En Italie, pays où le catholicisme domine, 58 % des scientifiques s’identifient comme catholiques. Les deux tiers voient la religion et la science comme des domaines différents et 20 % seulement parlent de conflit. Autre pays fortement religieux, la Turquie, seul pays musulman de l’enquête. On y compte 61 % de scientifiques qui croient en l’existence de Dieu et 6 % qui se définissent comme athées. C’est dans ce pays que l’on retrouve le plus faible taux de perception d’un conflit et le plus fort taux de perception d’une collaboration entre la science et de religion. En Inde, 44 % des scientifiques voient la science et la religion comme des champs indépendants, c’est le pays où l’on retrouve le plus de superposition entre la science et la religion, les auteurs donnant des exemples de récitation de prières avant le lancement d’une fusée ou au début d’un congrès scientifique.

À Hong Kong et Taiwan, l’idée d’un conflit entre science et religion recueille un des taux les plus bas et un des plus hauts pour la conception selon laquelle ces magistères ne se recouvrent pas. Chose surprenante, 40 % des scientifiques se considèrent comme religieux, comparativement à 20 % pour l’ensemble de la population. Ce phénomène pourrait s’expliquer par le fait que l’enseignement supérieur est donné principalement par des institutions religieuses catholiques et qu’il existe dans ces régions une certaine fluidité dans les rapports entre science et religion.

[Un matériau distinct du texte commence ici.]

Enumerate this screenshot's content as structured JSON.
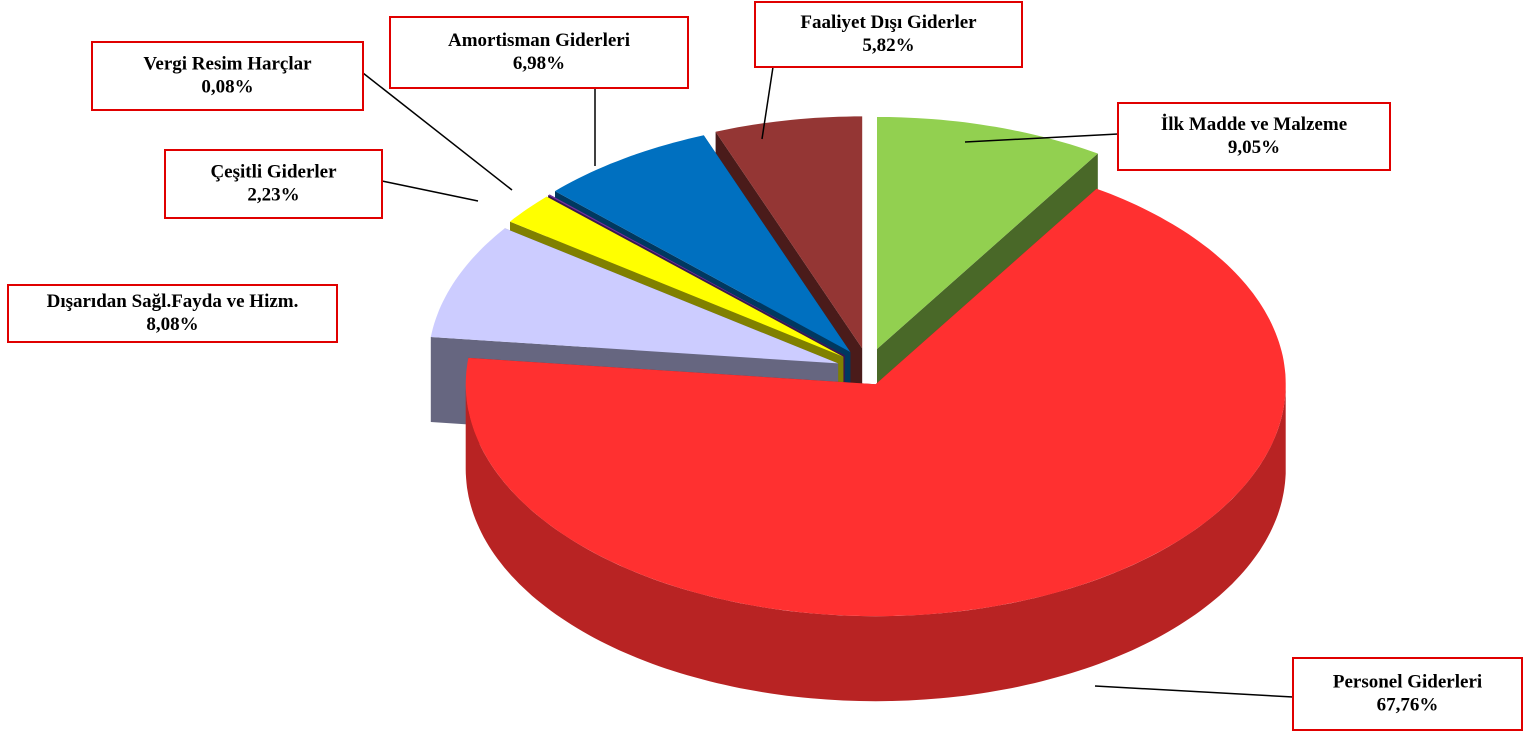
{
  "chart_data": {
    "type": "pie",
    "categories": [
      "İlk Madde ve Malzeme",
      "Personel Giderleri",
      "Dışarıdan Sağl.Fayda ve Hizm.",
      "Çeşitli Giderler",
      "Vergi Resim Harçlar",
      "Amortisman Giderleri",
      "Faaliyet Dışı Giderler"
    ],
    "values": [
      9.05,
      67.76,
      8.08,
      2.23,
      0.08,
      6.98,
      5.82
    ],
    "value_labels": [
      "9,05%",
      "67,76%",
      "8,08%",
      "2,23%",
      "0,08%",
      "6,98%",
      "5,82%"
    ],
    "colors": [
      "#92d050",
      "#ff3030",
      "#ccccff",
      "#ffff00",
      "#7030a0",
      "#0070c0",
      "#943634"
    ]
  }
}
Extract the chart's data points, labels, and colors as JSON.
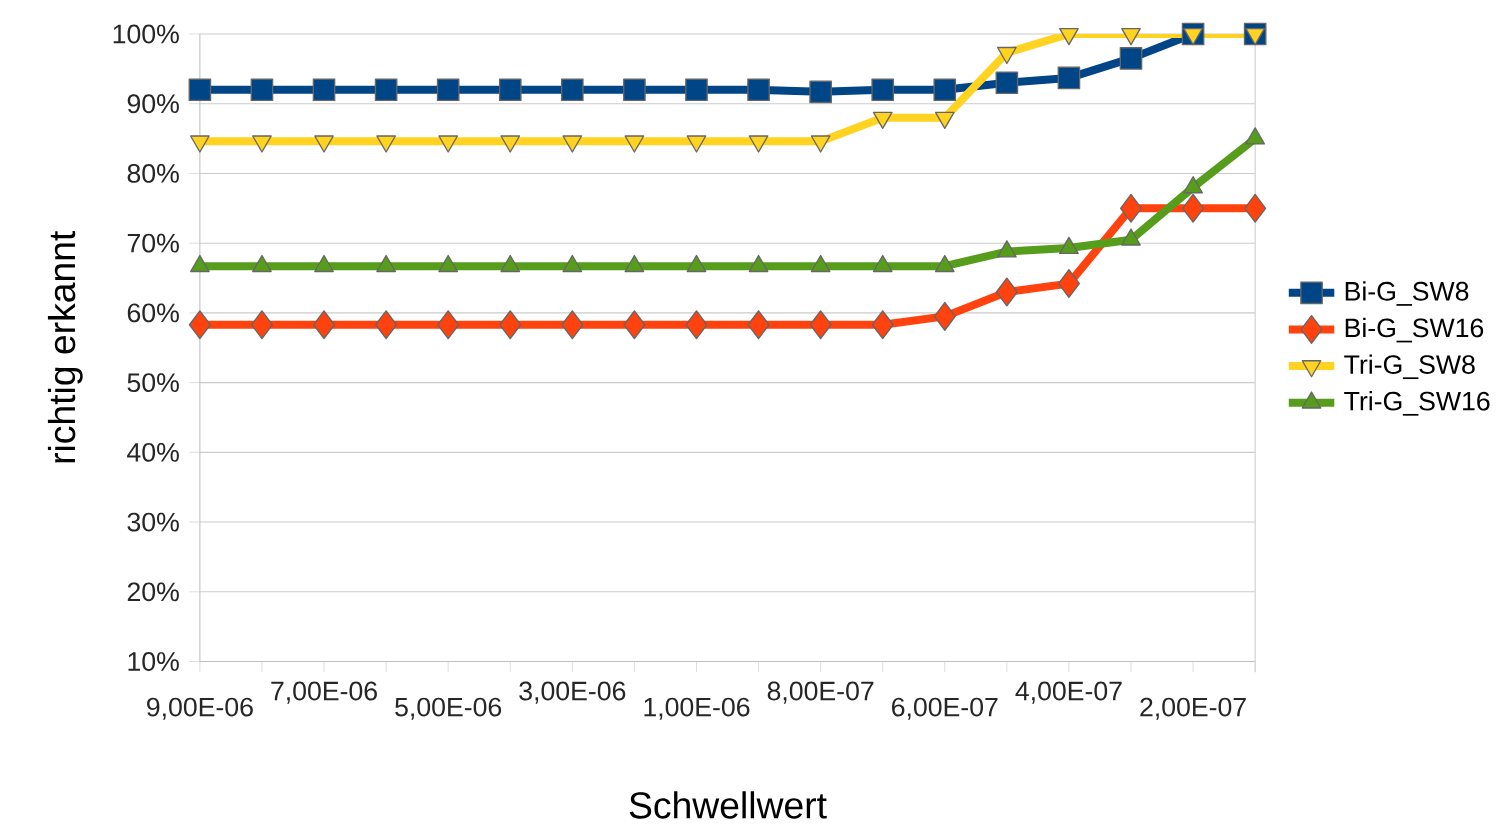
{
  "chart_data": {
    "type": "line",
    "xlabel": "Schwellwert",
    "ylabel": "richtig erkannt",
    "categories": [
      "9,00E-06",
      null,
      "7,00E-06",
      null,
      "5,00E-06",
      null,
      "3,00E-06",
      null,
      "1,00E-06",
      null,
      "8,00E-07",
      null,
      "6,00E-07",
      null,
      "4,00E-07",
      null,
      "2,00E-07",
      null
    ],
    "series": [
      {
        "name": "Bi-G_SW8",
        "color": "#004586",
        "marker": "square",
        "values": [
          92,
          92,
          92,
          92,
          92,
          92,
          92,
          92,
          92,
          92,
          91.7,
          92,
          92,
          93,
          93.7,
          96.5,
          100,
          100
        ]
      },
      {
        "name": "Bi-G_SW16",
        "color": "#ff420e",
        "marker": "diamond",
        "values": [
          58.3,
          58.3,
          58.3,
          58.3,
          58.3,
          58.3,
          58.3,
          58.3,
          58.3,
          58.3,
          58.3,
          58.3,
          59.5,
          63,
          64.2,
          75,
          75,
          75
        ]
      },
      {
        "name": "Tri-G_SW8",
        "color": "#ffd320",
        "marker": "triangle-down",
        "values": [
          84.6,
          84.6,
          84.6,
          84.6,
          84.6,
          84.6,
          84.6,
          84.6,
          84.6,
          84.6,
          84.6,
          88,
          88,
          97.3,
          100,
          100,
          100,
          100
        ]
      },
      {
        "name": "Tri-G_SW16",
        "color": "#579d1c",
        "marker": "triangle",
        "values": [
          66.7,
          66.7,
          66.7,
          66.7,
          66.7,
          66.7,
          66.7,
          66.7,
          66.7,
          66.7,
          66.7,
          66.7,
          66.7,
          68.8,
          69.3,
          70.5,
          78,
          85
        ]
      }
    ],
    "ylim": [
      10,
      100
    ],
    "yticks": [
      {
        "value": 10,
        "label": "10%"
      },
      {
        "value": 20,
        "label": "20%"
      },
      {
        "value": 30,
        "label": "30%"
      },
      {
        "value": 40,
        "label": "40%"
      },
      {
        "value": 50,
        "label": "50%"
      },
      {
        "value": 60,
        "label": "60%"
      },
      {
        "value": 70,
        "label": "70%"
      },
      {
        "value": 80,
        "label": "80%"
      },
      {
        "value": 90,
        "label": "90%"
      },
      {
        "value": 100,
        "label": "100%"
      }
    ],
    "grid": "y",
    "legend": "right",
    "line_style": "solid"
  }
}
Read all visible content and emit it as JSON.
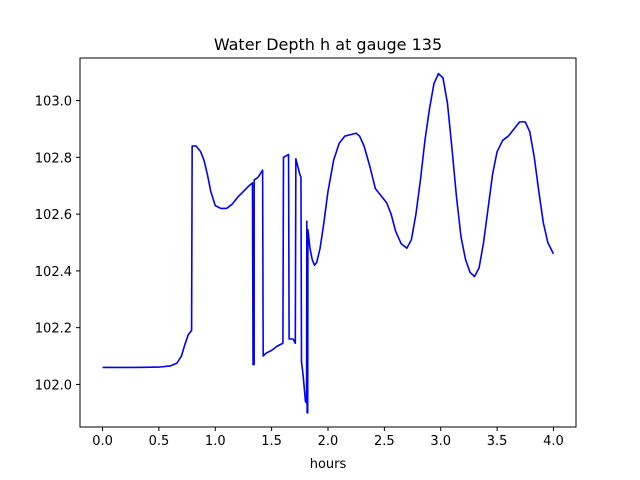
{
  "chart_data": {
    "type": "line",
    "title": "Water Depth h at gauge 135",
    "xlabel": "hours",
    "ylabel": "",
    "xlim": [
      -0.2,
      4.2
    ],
    "ylim": [
      101.85,
      103.15
    ],
    "xticks": [
      0.0,
      0.5,
      1.0,
      1.5,
      2.0,
      2.5,
      3.0,
      3.5,
      4.0
    ],
    "xtick_labels": [
      "0.0",
      "0.5",
      "1.0",
      "1.5",
      "2.0",
      "2.5",
      "3.0",
      "3.5",
      "4.0"
    ],
    "yticks": [
      102.0,
      102.2,
      102.4,
      102.6,
      102.8,
      103.0
    ],
    "ytick_labels": [
      "102.0",
      "102.2",
      "102.4",
      "102.6",
      "102.8",
      "103.0"
    ],
    "grid": false,
    "legend": "none",
    "series": [
      {
        "color": "#0000ff",
        "points": [
          [
            0.0,
            102.06
          ],
          [
            0.3,
            102.06
          ],
          [
            0.5,
            102.061
          ],
          [
            0.6,
            102.065
          ],
          [
            0.66,
            102.075
          ],
          [
            0.7,
            102.1
          ],
          [
            0.73,
            102.14
          ],
          [
            0.76,
            102.175
          ],
          [
            0.79,
            102.19
          ],
          [
            0.795,
            102.84
          ],
          [
            0.83,
            102.84
          ],
          [
            0.87,
            102.82
          ],
          [
            0.9,
            102.79
          ],
          [
            0.93,
            102.74
          ],
          [
            0.96,
            102.68
          ],
          [
            1.0,
            102.63
          ],
          [
            1.05,
            102.62
          ],
          [
            1.1,
            102.62
          ],
          [
            1.15,
            102.635
          ],
          [
            1.2,
            102.66
          ],
          [
            1.25,
            102.68
          ],
          [
            1.3,
            102.7
          ],
          [
            1.33,
            102.71
          ],
          [
            1.335,
            102.07
          ],
          [
            1.345,
            102.07
          ],
          [
            1.345,
            102.72
          ],
          [
            1.38,
            102.73
          ],
          [
            1.42,
            102.755
          ],
          [
            1.425,
            102.1
          ],
          [
            1.45,
            102.11
          ],
          [
            1.5,
            102.12
          ],
          [
            1.55,
            102.135
          ],
          [
            1.6,
            102.145
          ],
          [
            1.605,
            102.8
          ],
          [
            1.65,
            102.81
          ],
          [
            1.655,
            102.16
          ],
          [
            1.69,
            102.16
          ],
          [
            1.71,
            102.145
          ],
          [
            1.715,
            102.795
          ],
          [
            1.75,
            102.74
          ],
          [
            1.76,
            102.73
          ],
          [
            1.765,
            102.08
          ],
          [
            1.78,
            102.03
          ],
          [
            1.8,
            101.94
          ],
          [
            1.81,
            101.935
          ],
          [
            1.812,
            102.575
          ],
          [
            1.815,
            101.9
          ],
          [
            1.82,
            101.9
          ],
          [
            1.822,
            102.545
          ],
          [
            1.84,
            102.48
          ],
          [
            1.86,
            102.44
          ],
          [
            1.88,
            102.42
          ],
          [
            1.9,
            102.43
          ],
          [
            1.93,
            102.48
          ],
          [
            1.96,
            102.56
          ],
          [
            2.0,
            102.68
          ],
          [
            2.05,
            102.79
          ],
          [
            2.1,
            102.85
          ],
          [
            2.15,
            102.875
          ],
          [
            2.2,
            102.88
          ],
          [
            2.25,
            102.885
          ],
          [
            2.28,
            102.875
          ],
          [
            2.32,
            102.84
          ],
          [
            2.37,
            102.77
          ],
          [
            2.42,
            102.69
          ],
          [
            2.47,
            102.665
          ],
          [
            2.52,
            102.64
          ],
          [
            2.56,
            102.6
          ],
          [
            2.6,
            102.54
          ],
          [
            2.65,
            102.495
          ],
          [
            2.7,
            102.48
          ],
          [
            2.74,
            102.51
          ],
          [
            2.78,
            102.6
          ],
          [
            2.82,
            102.72
          ],
          [
            2.86,
            102.86
          ],
          [
            2.9,
            102.97
          ],
          [
            2.94,
            103.06
          ],
          [
            2.98,
            103.095
          ],
          [
            3.02,
            103.08
          ],
          [
            3.06,
            102.99
          ],
          [
            3.1,
            102.83
          ],
          [
            3.14,
            102.66
          ],
          [
            3.18,
            102.52
          ],
          [
            3.22,
            102.44
          ],
          [
            3.26,
            102.395
          ],
          [
            3.3,
            102.38
          ],
          [
            3.34,
            102.41
          ],
          [
            3.38,
            102.5
          ],
          [
            3.42,
            102.62
          ],
          [
            3.46,
            102.74
          ],
          [
            3.5,
            102.82
          ],
          [
            3.55,
            102.86
          ],
          [
            3.6,
            102.875
          ],
          [
            3.65,
            102.9
          ],
          [
            3.7,
            102.925
          ],
          [
            3.75,
            102.925
          ],
          [
            3.79,
            102.89
          ],
          [
            3.83,
            102.8
          ],
          [
            3.87,
            102.68
          ],
          [
            3.91,
            102.57
          ],
          [
            3.95,
            102.5
          ],
          [
            4.0,
            102.46
          ]
        ]
      }
    ]
  }
}
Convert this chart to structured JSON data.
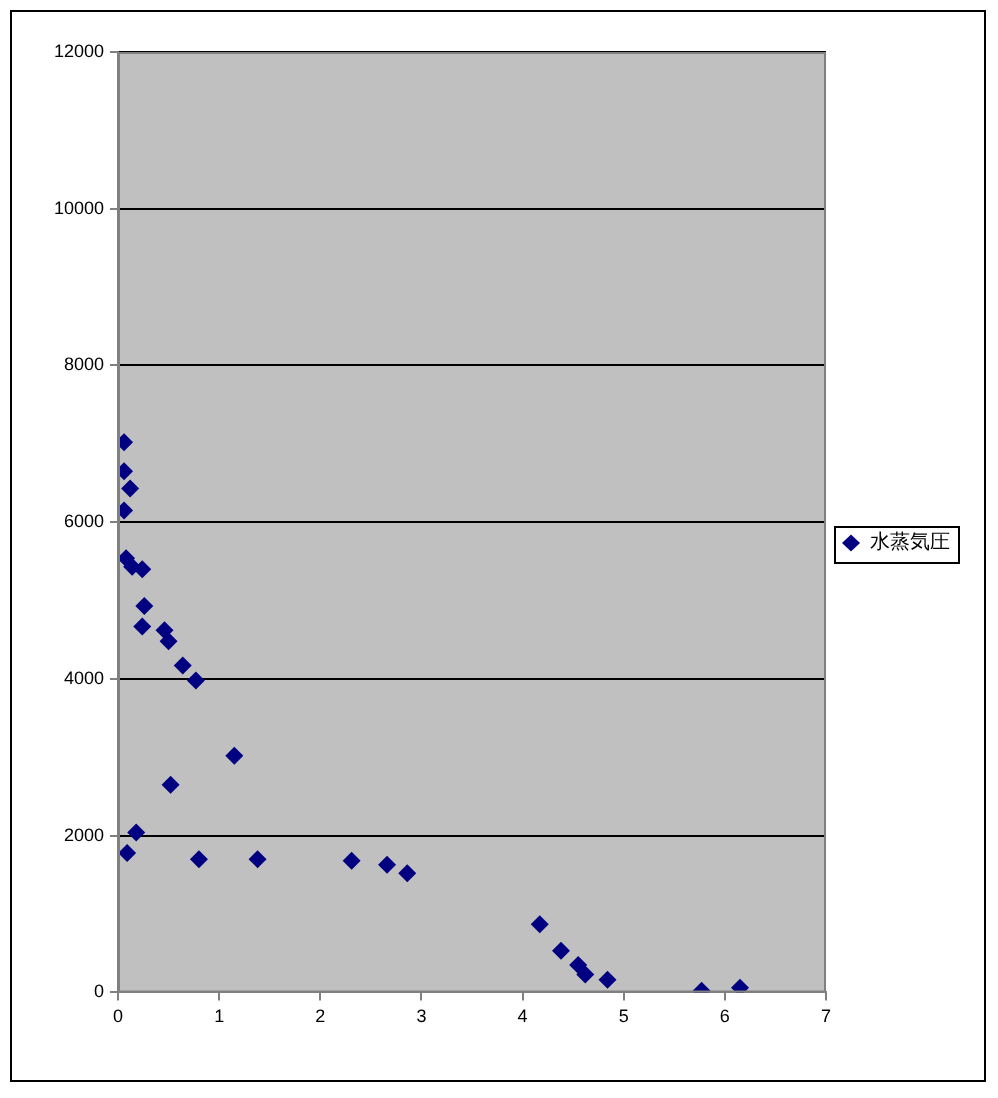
{
  "chart_data": {
    "type": "scatter",
    "xlim": [
      0,
      7
    ],
    "xticks": [
      0,
      1,
      2,
      3,
      4,
      5,
      6,
      7
    ],
    "ylim": [
      0,
      12000
    ],
    "yticks": [
      0,
      2000,
      4000,
      6000,
      8000,
      10000,
      12000
    ],
    "grid": "y",
    "legend": "right",
    "marker": "diamond",
    "series": [
      {
        "name": "水蒸気圧",
        "color": "#000080",
        "x": [
          0.06,
          0.06,
          0.12,
          0.06,
          0.08,
          0.14,
          0.24,
          0.26,
          0.24,
          0.46,
          0.5,
          0.64,
          0.77,
          1.15,
          0.52,
          0.18,
          0.09,
          0.8,
          1.38,
          2.31,
          2.66,
          2.86,
          4.17,
          4.38,
          4.55,
          4.62,
          4.84,
          5.77,
          6.15
        ],
        "values": [
          7020,
          6650,
          6430,
          6150,
          5540,
          5430,
          5400,
          4930,
          4670,
          4620,
          4480,
          4170,
          3980,
          3020,
          2650,
          2040,
          1780,
          1700,
          1700,
          1680,
          1630,
          1520,
          870,
          530,
          350,
          230,
          160,
          20,
          60
        ]
      }
    ]
  }
}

Les conclusions de cette recherche sont donc les suivantes : il y a plus de scientifiques religieux que nous ne le pensons. À titre d’exemple, en Italie, en Turquie, en Inde et à Taiwan, la majorité des scientifiques s’identifient à une tradition religieuse; la religion et la science se chevauchent dans les travaux scientifiques; les scientifiques, et même les scientifiques athées, voient de la spiritualité dans la science. Enfin, l’idée que la religion et la science doivent être en conflit est avant tout une invention de certains athées scientifiques occidentaux très médiatisés, tel Richard Dawkins. La preuve d’une telle conclusion, c’est que la moitié des scientifiques athées interrogés ne voient pas de conflit entre la science et la religion. Cette recherche nous offre donc une nouvelle compréhension plus nuancée de la façon dont la science et la religion interagissent et comment elles peuvent s’intégrer en vue du bien commun. En conclusion de leur étude, les auteurs affirment que la thèse voulant que sciences et religions ne fassent pas naturellement bon ménage est un stéréotype non fondé, somme toute une autre croyance. Un peu plus de science, pour un peu moins de subjectivité!

Pour en savoir plus :

  • Elaine Howard Ecklund, David Johnson, Brandon Vaidyanathan, Kirstin Matthews, Steven Lewis, Robert Thomson Jr, and Di Di, Secularity and Science: What Scientists Around the World Really Think About Religion, Oxford University Press, 2019.
  • Kristoff Talin et Yves Gingras, « Plus de religion, moins de science », Le Devoir, 26 février 2020, p. A9.